Mancos Middle School’s robotics enrichment class teaches students creative thinking and problem-solving. The quarter-long elective is available to sixth- through eighth-grade students but currently includes only eighth graders.
The class, taught by sixth-grade science and math teacher Brady Archer, focuses on engineering design principles and basic programming logic through hands-on robotic projects and challenges.
Each quarter, students tackle a unique challenge to test their creative and technical skills. This quarter’s project, dubbed the “Fast Bot,” tasks students with making “the fastest robot possible” while ensuring it is structurally sound and equipped with a sensor to start the robot.
Past challenges include the “Sumo Bot,” in which robots competed to push each other out of a circle, and the “Tennis Ball Challenge,” which required robots to retrieve a tennis ball. “Advanced Robotics” explored autonomous and remote-controlled robots with more complex programming.
The robotics program began in 2008, when a group of Mancos students taught by Archer competed in the Lego Robotics Challenge.

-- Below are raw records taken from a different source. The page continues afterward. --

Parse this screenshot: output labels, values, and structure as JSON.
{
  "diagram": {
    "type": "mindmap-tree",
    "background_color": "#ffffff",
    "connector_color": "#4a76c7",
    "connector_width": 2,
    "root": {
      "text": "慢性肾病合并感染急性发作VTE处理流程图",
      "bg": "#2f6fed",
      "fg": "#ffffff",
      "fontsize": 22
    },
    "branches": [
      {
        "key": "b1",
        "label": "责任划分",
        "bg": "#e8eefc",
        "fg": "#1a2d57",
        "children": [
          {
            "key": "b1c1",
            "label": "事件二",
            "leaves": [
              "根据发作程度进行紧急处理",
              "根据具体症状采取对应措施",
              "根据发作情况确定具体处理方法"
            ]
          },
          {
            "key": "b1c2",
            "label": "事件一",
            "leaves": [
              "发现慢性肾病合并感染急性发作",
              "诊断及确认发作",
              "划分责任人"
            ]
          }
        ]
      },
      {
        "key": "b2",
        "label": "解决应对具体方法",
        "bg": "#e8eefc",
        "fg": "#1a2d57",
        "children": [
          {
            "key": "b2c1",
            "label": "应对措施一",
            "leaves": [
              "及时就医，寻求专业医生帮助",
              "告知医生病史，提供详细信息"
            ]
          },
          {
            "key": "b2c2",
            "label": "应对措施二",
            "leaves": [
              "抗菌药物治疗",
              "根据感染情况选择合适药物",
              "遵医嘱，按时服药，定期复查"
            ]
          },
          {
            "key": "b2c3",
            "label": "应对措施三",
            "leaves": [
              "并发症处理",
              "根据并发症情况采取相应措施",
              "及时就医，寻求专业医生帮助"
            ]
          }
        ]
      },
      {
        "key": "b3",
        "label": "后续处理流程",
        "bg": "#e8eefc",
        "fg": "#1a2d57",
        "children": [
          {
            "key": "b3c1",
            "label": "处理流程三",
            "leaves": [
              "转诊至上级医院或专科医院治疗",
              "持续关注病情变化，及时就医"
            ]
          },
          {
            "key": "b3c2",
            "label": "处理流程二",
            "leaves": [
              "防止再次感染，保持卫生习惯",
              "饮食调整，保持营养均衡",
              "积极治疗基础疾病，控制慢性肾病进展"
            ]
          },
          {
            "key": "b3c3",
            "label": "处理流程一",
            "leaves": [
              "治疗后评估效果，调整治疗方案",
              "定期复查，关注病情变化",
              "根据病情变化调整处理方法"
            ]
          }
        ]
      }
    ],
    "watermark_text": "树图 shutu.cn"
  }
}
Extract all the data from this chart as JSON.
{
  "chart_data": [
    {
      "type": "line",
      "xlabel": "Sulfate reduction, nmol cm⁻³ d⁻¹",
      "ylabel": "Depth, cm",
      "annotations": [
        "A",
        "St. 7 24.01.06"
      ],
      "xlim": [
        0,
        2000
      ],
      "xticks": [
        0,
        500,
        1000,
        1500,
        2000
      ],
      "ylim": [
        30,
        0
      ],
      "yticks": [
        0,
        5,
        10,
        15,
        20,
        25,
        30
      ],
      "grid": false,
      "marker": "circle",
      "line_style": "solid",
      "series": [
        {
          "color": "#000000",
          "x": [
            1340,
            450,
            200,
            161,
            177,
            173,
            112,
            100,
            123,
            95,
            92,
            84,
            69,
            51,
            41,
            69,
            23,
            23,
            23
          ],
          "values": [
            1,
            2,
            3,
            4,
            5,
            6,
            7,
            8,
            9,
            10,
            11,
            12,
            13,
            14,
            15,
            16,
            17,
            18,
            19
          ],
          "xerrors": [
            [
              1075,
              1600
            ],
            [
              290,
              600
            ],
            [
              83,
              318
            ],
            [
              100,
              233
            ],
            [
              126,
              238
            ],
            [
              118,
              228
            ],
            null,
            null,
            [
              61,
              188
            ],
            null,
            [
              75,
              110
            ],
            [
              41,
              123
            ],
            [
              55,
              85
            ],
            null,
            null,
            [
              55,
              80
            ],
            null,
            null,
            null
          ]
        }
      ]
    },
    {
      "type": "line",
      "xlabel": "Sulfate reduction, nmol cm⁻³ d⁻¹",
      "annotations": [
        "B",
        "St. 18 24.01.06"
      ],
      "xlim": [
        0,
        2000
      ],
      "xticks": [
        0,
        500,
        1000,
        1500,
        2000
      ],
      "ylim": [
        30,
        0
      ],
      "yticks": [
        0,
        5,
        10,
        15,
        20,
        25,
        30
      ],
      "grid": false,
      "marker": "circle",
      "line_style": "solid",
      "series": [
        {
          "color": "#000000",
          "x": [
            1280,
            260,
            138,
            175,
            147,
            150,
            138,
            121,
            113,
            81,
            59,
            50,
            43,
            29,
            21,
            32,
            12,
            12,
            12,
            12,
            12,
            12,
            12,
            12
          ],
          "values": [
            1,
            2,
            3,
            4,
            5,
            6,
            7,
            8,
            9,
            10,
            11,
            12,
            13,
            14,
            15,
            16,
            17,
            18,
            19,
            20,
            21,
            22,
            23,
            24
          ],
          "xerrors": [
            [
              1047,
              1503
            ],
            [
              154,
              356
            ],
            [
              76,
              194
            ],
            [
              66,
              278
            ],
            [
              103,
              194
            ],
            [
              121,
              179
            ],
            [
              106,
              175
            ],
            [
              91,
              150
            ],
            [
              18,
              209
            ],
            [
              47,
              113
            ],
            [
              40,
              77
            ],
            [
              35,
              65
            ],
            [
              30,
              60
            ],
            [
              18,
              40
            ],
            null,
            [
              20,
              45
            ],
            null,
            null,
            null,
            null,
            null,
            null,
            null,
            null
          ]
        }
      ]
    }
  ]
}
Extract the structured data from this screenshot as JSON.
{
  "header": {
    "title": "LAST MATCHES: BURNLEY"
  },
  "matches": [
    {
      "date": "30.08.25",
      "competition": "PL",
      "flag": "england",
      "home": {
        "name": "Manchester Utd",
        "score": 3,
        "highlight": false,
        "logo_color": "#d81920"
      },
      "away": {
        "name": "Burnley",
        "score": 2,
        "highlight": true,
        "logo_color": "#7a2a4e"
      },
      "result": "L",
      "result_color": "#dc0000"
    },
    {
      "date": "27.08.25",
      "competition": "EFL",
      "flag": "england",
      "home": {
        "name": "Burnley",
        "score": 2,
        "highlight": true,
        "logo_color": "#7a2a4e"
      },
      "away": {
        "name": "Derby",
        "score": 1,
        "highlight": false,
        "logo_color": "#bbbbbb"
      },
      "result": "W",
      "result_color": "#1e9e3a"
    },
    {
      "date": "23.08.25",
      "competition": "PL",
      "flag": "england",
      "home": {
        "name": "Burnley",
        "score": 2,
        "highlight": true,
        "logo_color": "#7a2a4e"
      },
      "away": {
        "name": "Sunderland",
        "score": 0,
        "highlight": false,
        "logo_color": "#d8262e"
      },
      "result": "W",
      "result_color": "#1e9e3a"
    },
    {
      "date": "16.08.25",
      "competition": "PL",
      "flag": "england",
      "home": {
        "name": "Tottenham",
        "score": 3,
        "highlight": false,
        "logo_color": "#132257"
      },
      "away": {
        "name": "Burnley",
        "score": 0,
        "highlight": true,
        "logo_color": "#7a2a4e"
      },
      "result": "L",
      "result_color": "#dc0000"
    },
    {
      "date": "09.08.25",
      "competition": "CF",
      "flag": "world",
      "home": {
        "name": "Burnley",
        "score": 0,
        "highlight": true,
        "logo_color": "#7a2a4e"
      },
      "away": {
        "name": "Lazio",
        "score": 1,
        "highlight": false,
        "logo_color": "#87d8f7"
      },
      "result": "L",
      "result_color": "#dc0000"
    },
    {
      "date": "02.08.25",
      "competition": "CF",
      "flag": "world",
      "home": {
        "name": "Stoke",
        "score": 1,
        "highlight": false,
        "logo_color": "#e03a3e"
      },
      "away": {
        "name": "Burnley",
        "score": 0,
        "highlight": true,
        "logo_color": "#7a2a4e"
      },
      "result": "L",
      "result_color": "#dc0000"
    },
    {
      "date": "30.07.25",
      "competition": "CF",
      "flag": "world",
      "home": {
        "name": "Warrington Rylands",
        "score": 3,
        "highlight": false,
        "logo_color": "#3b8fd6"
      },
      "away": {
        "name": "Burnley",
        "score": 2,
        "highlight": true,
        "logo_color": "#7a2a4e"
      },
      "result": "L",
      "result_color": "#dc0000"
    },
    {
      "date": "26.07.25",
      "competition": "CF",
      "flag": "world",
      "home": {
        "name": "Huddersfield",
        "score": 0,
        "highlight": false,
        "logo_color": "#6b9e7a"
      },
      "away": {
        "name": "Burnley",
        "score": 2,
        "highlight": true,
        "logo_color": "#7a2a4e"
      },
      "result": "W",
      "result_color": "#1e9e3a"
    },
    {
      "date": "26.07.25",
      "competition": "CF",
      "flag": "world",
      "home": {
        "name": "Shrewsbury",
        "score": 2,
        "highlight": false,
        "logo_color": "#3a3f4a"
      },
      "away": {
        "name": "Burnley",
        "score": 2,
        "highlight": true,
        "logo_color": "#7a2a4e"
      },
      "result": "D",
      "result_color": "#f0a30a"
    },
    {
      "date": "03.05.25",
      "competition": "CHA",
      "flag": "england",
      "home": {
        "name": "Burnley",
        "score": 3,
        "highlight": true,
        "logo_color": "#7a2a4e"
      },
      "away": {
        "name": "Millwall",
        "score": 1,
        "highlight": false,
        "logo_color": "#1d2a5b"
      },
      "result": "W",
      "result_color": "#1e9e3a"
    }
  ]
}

The following year, students transitioned to Vex Robotics for a more versatile platform. To support his students’ learning, Archer attended specialized training at the National Robotics Engineering Center in Pittsburgh, Pennsylvania.
Soon after, Mancos Middle School invested in professional development and purchased robot parts to fully establish the program.
Eighth grader Riley Drye described the program as a “nice challenge to my brain after sitting for awhile, really fun because you get to build your robot and program it over and over. Once you get it right, it’s amazing.”
Fellow eighth grader Shannon Murphy said the students “make robots, use electricity and be creative.”
Archer emphasized the class’s hands-on, project-based structure, adding that it offers a break from traditional classroom work.
“It gives kids a chance to do hands-on activities,” Archer said. “Kids have to do paper stuff all day, this class is all-project and performance-based. Students might find challenges in other classes but come in here and thrive.”